Wednesday, February 27, 2008

Trade Fair Gofer


"Do you have an office t-shirt for the trade fair?" my boss asked.


Somewhere in my subconscious my spider sense went off. I thought of my faded office polo top that I got exactly a year ago for the last trade fair. I last saw it adorning the luscious sleeping form of my wife.


Then I thought of my friend Yinka and her spiffy looking Diamond Bank t-shirt. Oh no!


"It's quite faded sir."


"Really?" he mumbled, and he pulled out a slightly less faded version from a drawer. "Wash that and use it tomorrow." Great!


Not that the t-shirt is the problem.

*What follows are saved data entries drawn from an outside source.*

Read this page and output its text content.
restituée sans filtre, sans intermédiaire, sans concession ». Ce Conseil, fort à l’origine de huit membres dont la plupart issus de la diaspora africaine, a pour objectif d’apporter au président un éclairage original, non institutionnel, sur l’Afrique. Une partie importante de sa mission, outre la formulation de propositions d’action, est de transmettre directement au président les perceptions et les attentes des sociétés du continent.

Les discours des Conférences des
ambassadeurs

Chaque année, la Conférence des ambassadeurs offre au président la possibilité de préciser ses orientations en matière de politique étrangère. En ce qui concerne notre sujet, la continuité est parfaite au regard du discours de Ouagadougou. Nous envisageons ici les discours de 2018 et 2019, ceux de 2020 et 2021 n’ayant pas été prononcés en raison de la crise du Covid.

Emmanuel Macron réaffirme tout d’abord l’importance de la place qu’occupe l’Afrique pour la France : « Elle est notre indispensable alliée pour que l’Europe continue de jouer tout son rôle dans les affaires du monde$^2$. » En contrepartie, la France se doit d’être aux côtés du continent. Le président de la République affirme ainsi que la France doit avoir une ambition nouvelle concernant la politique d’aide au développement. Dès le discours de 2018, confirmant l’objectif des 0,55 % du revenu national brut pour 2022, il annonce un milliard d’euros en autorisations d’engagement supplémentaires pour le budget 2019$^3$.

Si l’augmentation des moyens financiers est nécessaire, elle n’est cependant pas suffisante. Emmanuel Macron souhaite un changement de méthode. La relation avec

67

It's this whole trade fair thing.


Attending the Kaduna Trade Fair is usually not a bad experience. You get free tickets, refreshments and the chance to rub minds with visitors and fellow participatants. But I know that there's really one overriding reason my middle-aged senior colleagues want me there. I'm young, strong and junior in rank. Yep, I'm the gofer.


Every office has a gofer. Gofers are a trade fair necessity. They're the ones who're there to fetch this and carry that all over the place. And they come in all shapes, sizes and sexes.


Some companies hire temps or part-time staff. Others, like mine, just hand you a used t-shirt. And nothing is off limits.


Official display items need setting up? They call you. Someone forgot a big box of$ fliers? They send you. Oga bought a new refrigerator for his wife? Guess who's back breaks carrying it through the doors of his house? that's right... you! And that's just for the male gofers.


Anyway, if I gotta go then at least I'll be looking pretty spiffy too; I've a got new office t-shirt that no one knows about.


A Typical Day. (Bit dull but otherwise…) Pt 1.

No water running out the taps in the morning. Forgot to fill up the water-drum. I’m able to fetch two bowls so I make do.
Hit the road and head for work. Thank God I don’t work in Lagos!
Office routine. Office routine. Office routine. Trust me, that’s all you want to know. Except for..
· The low point of my workday? Being asked to dispose of old files dating back a year! Think huge dust cloud plus me in a suit.
· The high point of my workday? Watching my boss manifest GOM (Grumpy-Old-Man) syndrome.
I haven’t had breakfast yet which accounts for the double vision. (Did that document need to go to the D or the DD Admin & Finance? Aw crap!). I haven’t been paid yet either. So serves whoever has to fix my mess right!